By this procedure, which can be structurally realized very easily, the radial forces that perforce occur are already compensated for in the impeller so that there are no longer any radial forces effective on the shaft of the impeller. It is thereby possible, on the one hand, to make the shaft bearing, with the associated seal, economically of a smaller size, without reducing the lifetime of the pump. moreover, due to the smaller dimensioning of the impeller shaft, an internal blade ring can be provided which has a small diameter and a correspondingly low peripheral speed during operation. Due to the fact that the peripheral speed is low, the acceleration impact on the conveying medium while entering the pump, which lowers the degree of efficiency, is reduced.
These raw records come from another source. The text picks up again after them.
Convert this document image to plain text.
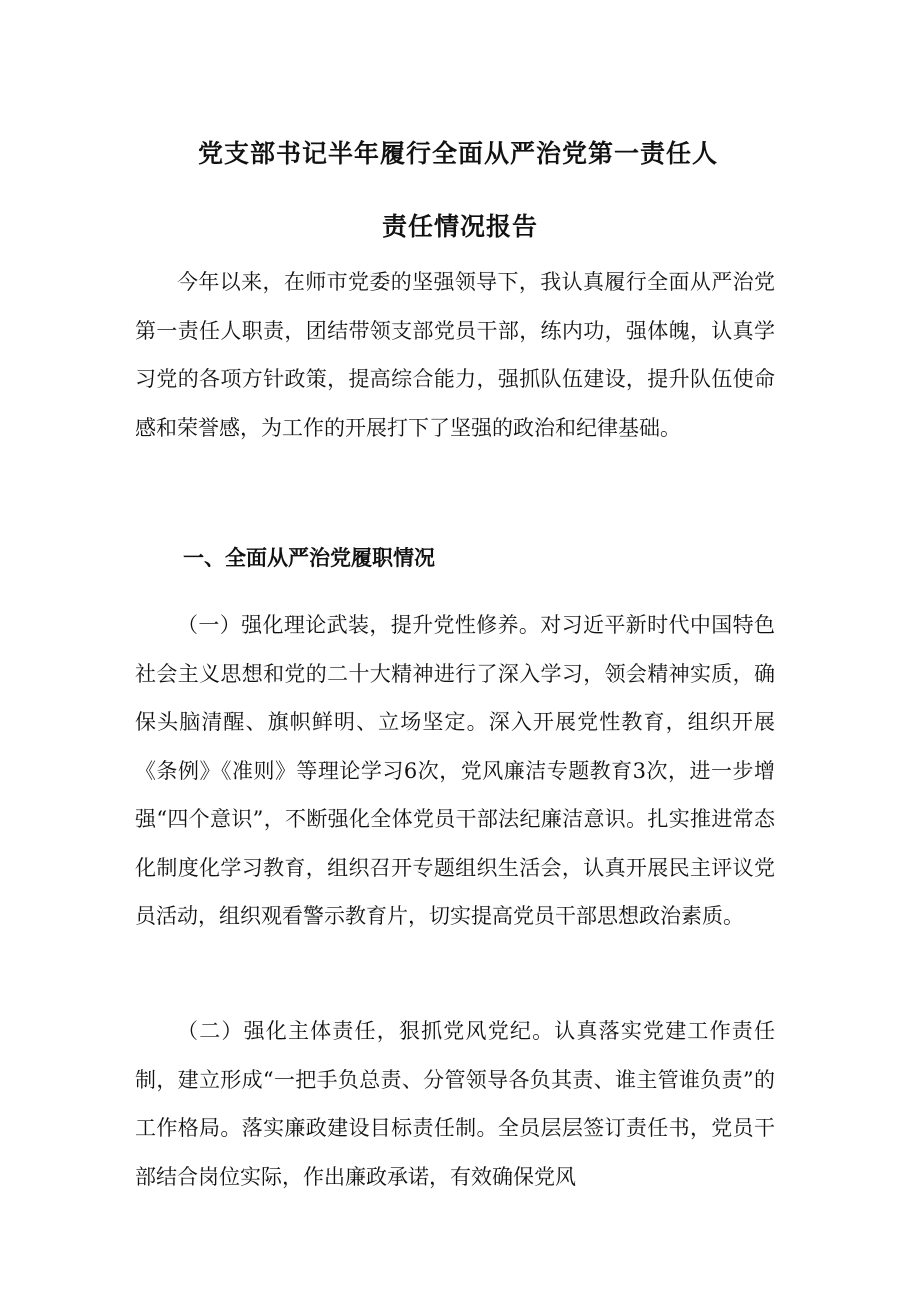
党支部书记半年履行全面从严治党第一责任人
责任情况报告

今年以来，在师市党委的坚强领导下，我认真履行全面从严治党第一责任人职责，团结带领支部党员干部，练内功，强体魄，认真学习党的各项方针政策，提高综合能力，强抓队伍建设，提升队伍使命感和荣誉感，为工作的开展打下了坚强的政治和纪律基础。

一、全面从严治党履职情况

（一）强化理论武装，提升党性修养。对习近平新时代中国特色社会主义思想和党的二十大精神进行了深入学习，领会精神实质，确保头脑清醒、旗帜鲜明、立场坚定。深入开展党性教育，组织开展《条例》《准则》等理论学习6次，党风廉洁专题教育3次，进一步增强“四个意识”，不断强化全体党员干部法纪廉洁意识。扎实推进常态化制度化学习教育，组织召开专题组织生活会，认真开展民主评议党员活动，组织观看警示教育片，切实提高党员干部思想政治素质。

（二）强化主体责任，狠抓党风党纪。认真落实党建工作责任制，建立形成“一把手负总责、分管领导各负其责、谁主管谁负责”的工作格局。落实廉政建设目标责任制。全员层层签订责任书，党员干部结合岗位实际，作出廉政承诺，有效确保党风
It is furthermore possible by the arrangement of the present invention to mount a plurality of blade rings of varying diameters with corresponding side channels, i.e. a plurality of series-connected pumping elements, on a single impeller. This has not been possible on account of the heretofore occurring radial forces and has been circumvented by distributing the pressure stages over several, respectively separately supported impellers.
The solution of the present invention provides a still further advantage in multistage impellers by the feature that the individual blade rings can be respectively constructed with axially and radially open bucket compartments wherein sealing between the conveying stages is effected by radial sealing gaps so that the bucket rings can be staggered in the theoretical minimum spacings. By such minimum spacing, in turn, the above-mentioned acceleration impact on the conveying medium when passing from one stage into the subsequent stage, with its deleterious effects, is diminished. This feature also could not be exploited heretofore since this mode of construction results in very broad impellers leading to undesirably large bearing spacings.
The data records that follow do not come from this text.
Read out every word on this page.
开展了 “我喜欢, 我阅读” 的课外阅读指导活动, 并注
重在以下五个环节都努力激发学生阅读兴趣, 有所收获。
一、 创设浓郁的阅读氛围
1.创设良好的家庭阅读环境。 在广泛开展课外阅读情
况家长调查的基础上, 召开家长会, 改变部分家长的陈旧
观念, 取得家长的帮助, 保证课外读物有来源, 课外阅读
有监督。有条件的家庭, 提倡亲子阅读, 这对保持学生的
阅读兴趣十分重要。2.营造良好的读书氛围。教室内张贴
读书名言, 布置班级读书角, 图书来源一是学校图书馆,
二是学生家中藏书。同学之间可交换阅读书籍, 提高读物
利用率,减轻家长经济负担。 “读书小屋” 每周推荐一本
Therefore, in the present regenerative pump, the two impeller and side channel sides, sealingly separated from each other, act inversely, i.e. the respective pressure buildup along the side channel periphery of one side takes place offset by 180.degree. about the shaft axis, i.e. in opposition to the other side channel side. Accordingly, equal-size radial forces oppose each other at any point of the side channel periphery so that the radial forces produced on both sides of the impeller are automatically equalized essentially without losses and without auxiliary devices, in every operating point of the pump.
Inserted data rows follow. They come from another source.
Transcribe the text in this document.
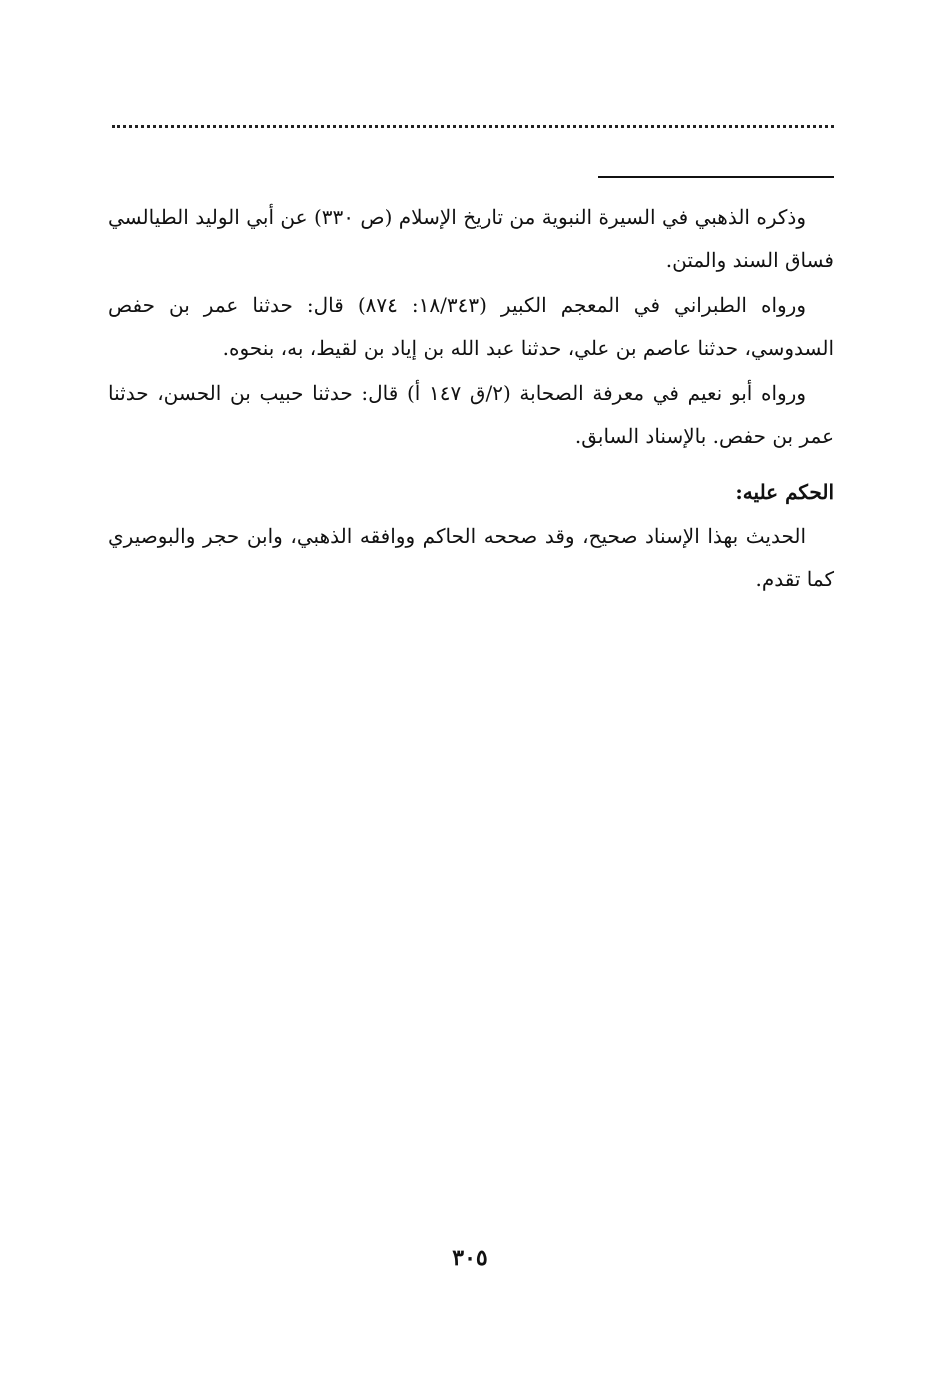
وذكره الذهبي في السيرة النبوية من تاريخ الإسلام (ص ٣٣٠) عن أبي الوليد الطيالسي فساق السند والمتن.

ورواه الطبراني في المعجم الكبير (١٨/٣٤٣: ٨٧٤) قال: حدثنا عمر بن حفص السدوسي، حدثنا عاصم بن علي، حدثنا عبد الله بن إياد بن لقيط، به، بنحوه.

ورواه أبو نعيم في معرفة الصحابة (٢/ق ١٤٧ أ) قال: حدثنا حبيب بن الحسن، حدثنا عمر بن حفص. بالإسناد السابق.

الحكم عليه:

الحديث بهذا الإسناد صحيح، وقد صححه الحاكم ووافقه الذهبي، وابن حجر والبوصيري كما تقدم.

٣٠٥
Due to the structure of the pump, which is free of radial forces, the otherwise occurring vibrations of the shaft due to its bending are likewise avoided so that the lifetime of the pump is thereby further increased.
The tilting moment produced by the axial forces opposed on the two impeller sides extends in opposition to the tilting moment acting on the two impeller sides by the radial forces. Thus, with a corresponding dimensioning of the depth of the impeller, a compensation of moments and accordingly an essentially force-free shaft (except for the torques) can be attained.